Altri picchetti hanno già avuto luogo in Germania, Polonia e Stati Uniti questa settimana, in coincidenza con quello che l'azienda chiama Amazon Prime Day, quando ai clienti vengono offerti grandi sconti. Steve Garelick, organizzatore regionale della GMB, ha dichiarato che il sindacato è "desideroso di vedere un cambiamento radicale, lavorare con un sindacato porta benefici”. Ha aggiunto: "Fino a quando non vedremo un miglioramento della situazione dei lavoratori, continueremo a protestare".

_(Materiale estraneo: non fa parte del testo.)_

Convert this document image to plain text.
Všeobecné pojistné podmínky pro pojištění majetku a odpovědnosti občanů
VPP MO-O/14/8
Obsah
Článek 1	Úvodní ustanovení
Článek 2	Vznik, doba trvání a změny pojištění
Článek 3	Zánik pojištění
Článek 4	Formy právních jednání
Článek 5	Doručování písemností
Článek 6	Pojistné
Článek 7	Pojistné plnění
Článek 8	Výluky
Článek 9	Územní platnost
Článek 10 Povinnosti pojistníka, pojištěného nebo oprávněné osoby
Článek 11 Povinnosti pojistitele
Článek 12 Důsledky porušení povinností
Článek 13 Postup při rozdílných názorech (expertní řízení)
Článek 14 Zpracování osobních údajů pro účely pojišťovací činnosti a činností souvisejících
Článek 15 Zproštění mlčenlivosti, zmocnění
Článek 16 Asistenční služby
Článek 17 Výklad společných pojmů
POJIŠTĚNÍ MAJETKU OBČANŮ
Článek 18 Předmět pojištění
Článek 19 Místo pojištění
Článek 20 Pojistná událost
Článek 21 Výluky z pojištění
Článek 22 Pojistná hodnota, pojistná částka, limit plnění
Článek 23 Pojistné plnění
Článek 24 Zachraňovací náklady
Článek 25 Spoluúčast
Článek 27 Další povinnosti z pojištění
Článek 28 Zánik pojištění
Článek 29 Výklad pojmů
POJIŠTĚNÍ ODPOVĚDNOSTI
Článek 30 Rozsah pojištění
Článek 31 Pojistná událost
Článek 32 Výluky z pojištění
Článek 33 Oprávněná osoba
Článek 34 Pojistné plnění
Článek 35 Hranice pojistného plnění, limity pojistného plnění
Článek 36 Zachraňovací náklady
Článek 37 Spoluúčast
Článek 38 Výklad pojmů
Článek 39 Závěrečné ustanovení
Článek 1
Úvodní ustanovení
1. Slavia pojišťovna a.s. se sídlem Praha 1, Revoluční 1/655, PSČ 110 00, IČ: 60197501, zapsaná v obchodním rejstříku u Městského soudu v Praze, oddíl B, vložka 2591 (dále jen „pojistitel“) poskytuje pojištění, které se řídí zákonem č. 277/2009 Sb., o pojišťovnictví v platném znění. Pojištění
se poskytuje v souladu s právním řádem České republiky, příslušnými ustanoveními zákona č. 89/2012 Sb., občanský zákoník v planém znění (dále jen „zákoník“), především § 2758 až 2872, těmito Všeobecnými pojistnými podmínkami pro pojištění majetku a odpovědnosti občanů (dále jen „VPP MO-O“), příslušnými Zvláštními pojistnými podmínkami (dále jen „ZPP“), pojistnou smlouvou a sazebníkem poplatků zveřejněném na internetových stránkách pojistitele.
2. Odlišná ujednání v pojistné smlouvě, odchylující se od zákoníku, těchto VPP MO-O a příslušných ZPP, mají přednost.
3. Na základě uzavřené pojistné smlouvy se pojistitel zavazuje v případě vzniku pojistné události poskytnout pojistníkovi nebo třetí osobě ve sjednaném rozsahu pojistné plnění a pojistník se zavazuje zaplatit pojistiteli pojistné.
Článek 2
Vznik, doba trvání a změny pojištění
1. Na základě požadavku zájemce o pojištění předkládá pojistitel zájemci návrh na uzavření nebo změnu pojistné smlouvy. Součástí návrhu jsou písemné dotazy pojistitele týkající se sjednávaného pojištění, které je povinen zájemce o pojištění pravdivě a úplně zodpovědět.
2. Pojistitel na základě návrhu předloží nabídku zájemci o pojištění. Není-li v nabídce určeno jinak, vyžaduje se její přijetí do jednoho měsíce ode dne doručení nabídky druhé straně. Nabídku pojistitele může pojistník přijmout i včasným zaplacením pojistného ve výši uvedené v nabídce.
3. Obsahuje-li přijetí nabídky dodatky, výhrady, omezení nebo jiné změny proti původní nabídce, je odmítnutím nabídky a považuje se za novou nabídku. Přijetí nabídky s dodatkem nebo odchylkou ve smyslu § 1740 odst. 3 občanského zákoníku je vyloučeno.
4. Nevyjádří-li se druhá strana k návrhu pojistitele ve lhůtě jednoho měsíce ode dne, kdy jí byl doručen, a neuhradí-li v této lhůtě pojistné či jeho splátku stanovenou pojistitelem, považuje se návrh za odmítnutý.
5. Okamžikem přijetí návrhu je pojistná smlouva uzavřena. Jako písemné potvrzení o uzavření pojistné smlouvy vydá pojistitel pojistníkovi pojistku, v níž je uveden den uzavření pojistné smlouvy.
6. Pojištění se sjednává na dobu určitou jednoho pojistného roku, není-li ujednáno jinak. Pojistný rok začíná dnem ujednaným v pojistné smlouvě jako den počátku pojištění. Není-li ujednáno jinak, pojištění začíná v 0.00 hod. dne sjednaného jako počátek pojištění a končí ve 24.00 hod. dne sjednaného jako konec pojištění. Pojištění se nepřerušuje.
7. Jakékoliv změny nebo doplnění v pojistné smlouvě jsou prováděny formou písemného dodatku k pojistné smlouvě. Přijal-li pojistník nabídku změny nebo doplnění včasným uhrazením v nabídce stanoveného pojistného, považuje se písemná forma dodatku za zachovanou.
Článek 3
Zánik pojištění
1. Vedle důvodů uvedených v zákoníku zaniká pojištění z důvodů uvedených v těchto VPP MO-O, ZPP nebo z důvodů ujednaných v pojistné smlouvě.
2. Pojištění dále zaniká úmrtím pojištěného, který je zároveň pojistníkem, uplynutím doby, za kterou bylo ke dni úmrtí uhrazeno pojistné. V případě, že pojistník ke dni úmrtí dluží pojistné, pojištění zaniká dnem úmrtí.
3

Ma un portavoce di Amazon replica: "Questi gruppi stanno facendo credere che la disinformazione sia a loro favore, mentre in realtà offriamo già le cose che pretendono di essere la loro causa - stipendi leader del settore, benefit e un luogo di lavoro sicuro per i nostri dipendenti. Possiamo solo concludere che le persone che partecipano agli eventi non sono semplicemente informate.  Incoraggiamo tutti a prenotare un tour di uno dei nostri centri di realizzazione e a confrontare la nostra retribuzione complessiva, i benefici e l'ambiente di lavoro con altri rivenditori e i principali datori di lavoro in tutto il paese".